Automakers have been asked to support clean air standards, including General Motors (NYSE:GM), which faced a shareholder resolution in 2002 requesting that it set goals on emissions from its vehicles as well as its overall operations.
However, while the majority of these "green" proposals have been voted down, they are still encouraging firms to act. In fact, companies often agree to take certain steps if the shareholders agree to withdraw their resolutions. Such compromises have encouraged many firms to disclose the environmental impact of a variety of activities, to institute policy changes, or to refrain from certain environmentally damaging activities.
For example, some oil companies have agreed to support environmentally friendly policies, computer hardware producers have instituted recycling programs, and a number of companies of all types have agreed to report on the scope of their carbon footprints. At the other end of the scale, refusals to act have painted other companies in a negative light and caused unfavorable comparisons with peers that have taken steps toward meeting the requests of these investors.
The Future of Green: What Can You Do
If you are a shareholder and you want to know what your investments are doing to safeguard the world that you live in, there's no time like the present to reach out and ask.
File a Resolution
Many investors may feel they have too small a position to make a change within a company as their holdings are only a fraction of the total.
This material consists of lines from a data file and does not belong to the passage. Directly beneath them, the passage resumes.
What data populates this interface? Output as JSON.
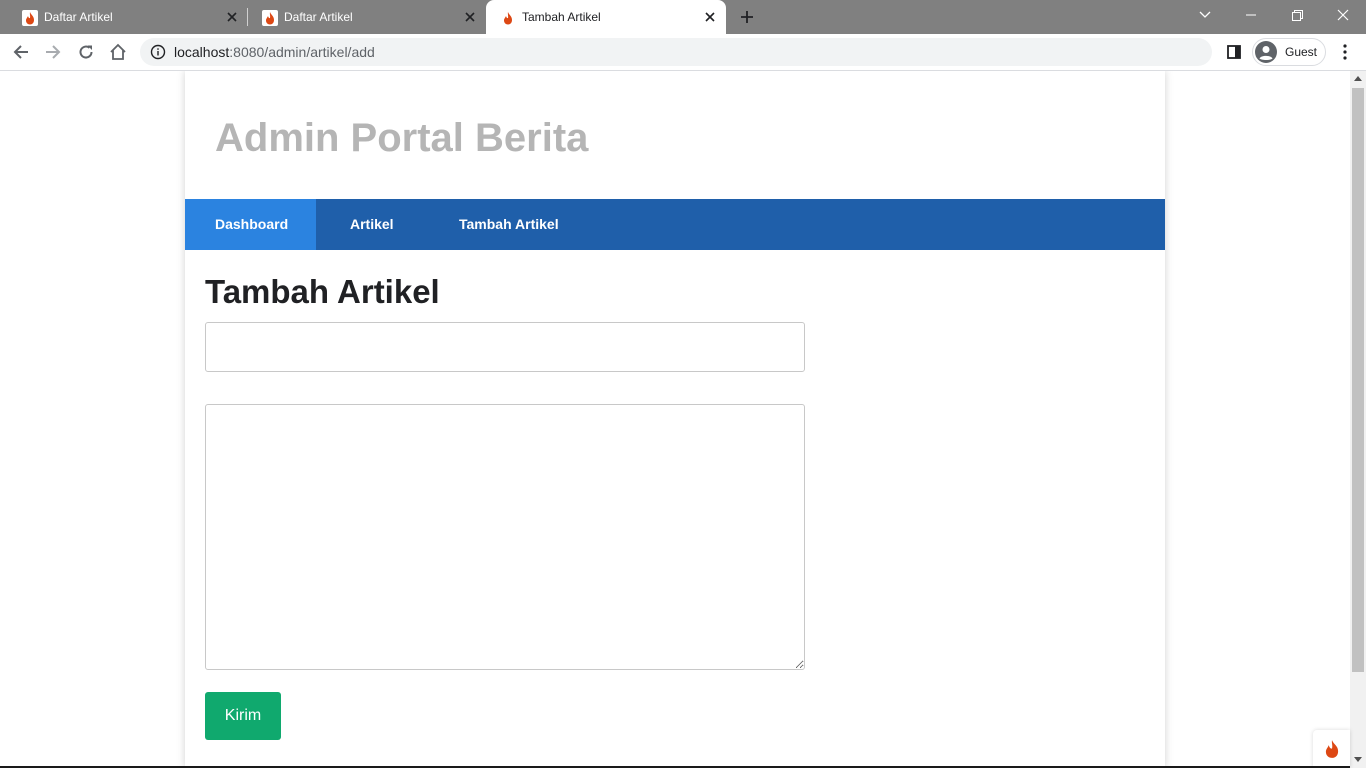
{
  "browser": {
    "tabs": [
      {
        "title": "Daftar Artikel",
        "active": false
      },
      {
        "title": "Daftar Artikel",
        "active": false
      },
      {
        "title": "Tambah Artikel",
        "active": true
      }
    ],
    "url": {
      "host": "localhost",
      "path": ":8080/admin/artikel/add"
    },
    "profile_name": "Guest",
    "colors": {
      "tabbar": "#808080",
      "active_tab": "#ffffff",
      "omnibox": "#f1f3f4"
    }
  },
  "site": {
    "title": "Admin Portal Berita",
    "nav": [
      {
        "label": "Dashboard",
        "active": true
      },
      {
        "label": "Artikel",
        "active": false
      },
      {
        "label": "Tambah Artikel",
        "active": false
      }
    ],
    "colors": {
      "navbar": "#1f5faa",
      "nav_active": "#2b83e0",
      "submit": "#10a96e",
      "title": "#b5b5b5"
    }
  },
  "form": {
    "heading": "Tambah Artikel",
    "title_value": "",
    "content_value": "",
    "submit_label": "Kirim"
  }
}
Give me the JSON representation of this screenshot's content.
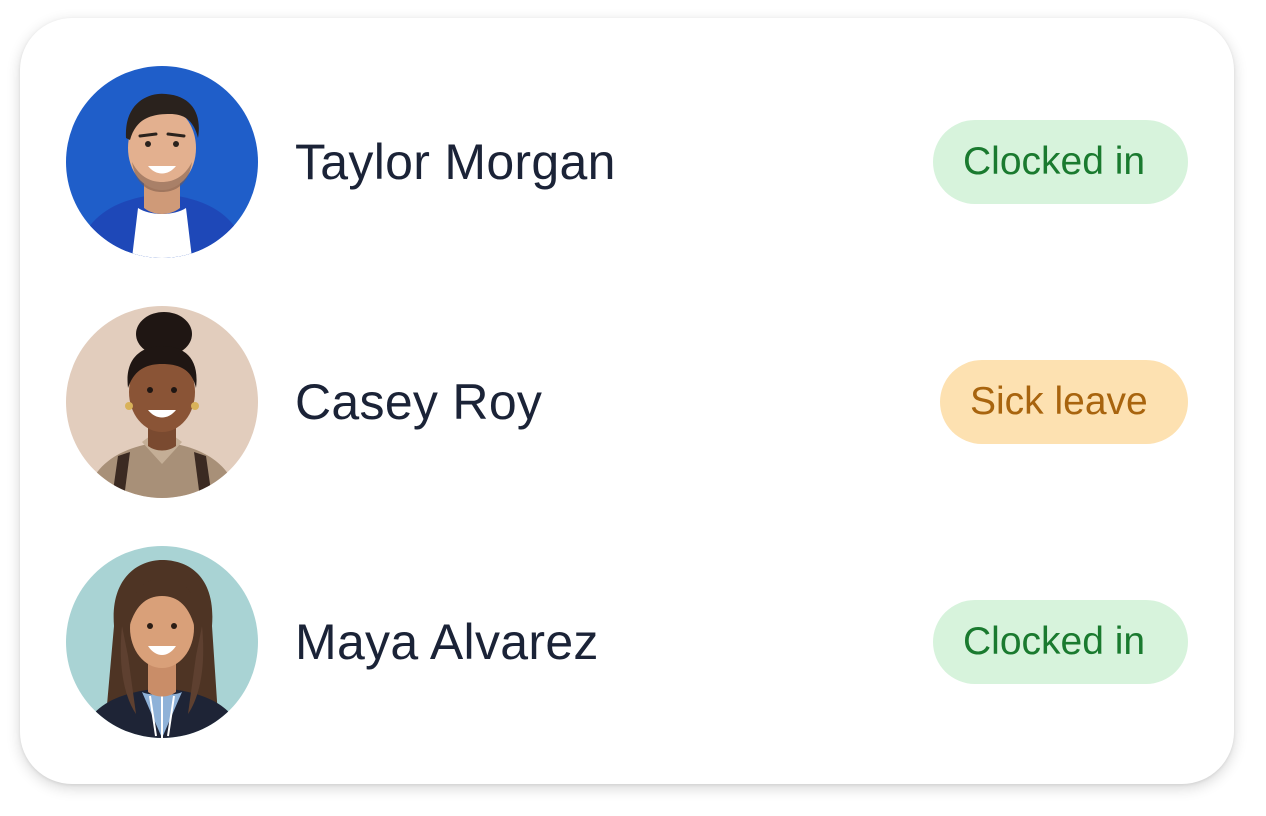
{
  "employees": [
    {
      "name": "Taylor Morgan",
      "status": "Clocked in",
      "status_type": "ok",
      "avatar": {
        "bg": "#1f5ec9",
        "skin": "#e3b08f",
        "hair": "#2a221d",
        "shirt": "#1e48b8",
        "inner": "#ffffff"
      }
    },
    {
      "name": "Casey Roy",
      "status": "Sick leave",
      "status_type": "sick",
      "avatar": {
        "bg": "#e2cdbd",
        "skin": "#8a5436",
        "hair": "#1f1613",
        "shirt": "#a89078",
        "inner": "#3b2a22"
      }
    },
    {
      "name": "Maya Alvarez",
      "status": "Clocked in",
      "status_type": "ok",
      "avatar": {
        "bg": "#a9d3d4",
        "skin": "#d9a079",
        "hair": "#4e3424",
        "shirt": "#1e2436",
        "inner": "#8fb2d8"
      }
    }
  ],
  "colors": {
    "clocked_in_bg": "#d7f3dc",
    "clocked_in_text": "#1a7a2f",
    "sick_leave_bg": "#fde1b1",
    "sick_leave_text": "#a8640e",
    "name_text": "#1b2337"
  }
}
However, simply look at the example of Sister Patricia Daly who, with just 300 shares, gained 31% of the shareholders' vote on a climate initiative at one of the largest companies in the world.
According to the SEC Rules on Shareholder Proposals, to submit a proposal you must continuously hold $2,000 worth of shares or 1% of the outstanding for at least one year, and must be the registered holder of the shares. As well, each shareholder is able to submit one proposal per shareholder meeting.
Even if you don't file a resolution, make sure to read the proxy statement to see if there are any proposals that push green policies and if it makes sense to you voice your opinion with your vote. (Keep reading about this in Pay Attention To The Proxy Statement.)
Vote With Your Dollars
It is important to note that while you have the right to protest actions by the companies you are invested in and vote whatever way you see fit with certain proposals, it is often an uphill battle to enact change with a specific company. One of the easiest ways to voice your opinion is with your investment dollars by simply selling your shares in companies that are harming the environment and buying companies that are promoting green initiatives. (To keep learning about this subject, see For Companies, Green Is The New Black.)
There has been a clear push in our society to do more to protect our environment from the way we live our lives to the way we invest. More and more proposals have been filed by shareholders to enact change and companies are increasingly becoming aware of their environmental impact. While the move toward being green is just beginning, investors' opportunity to participate is increasing.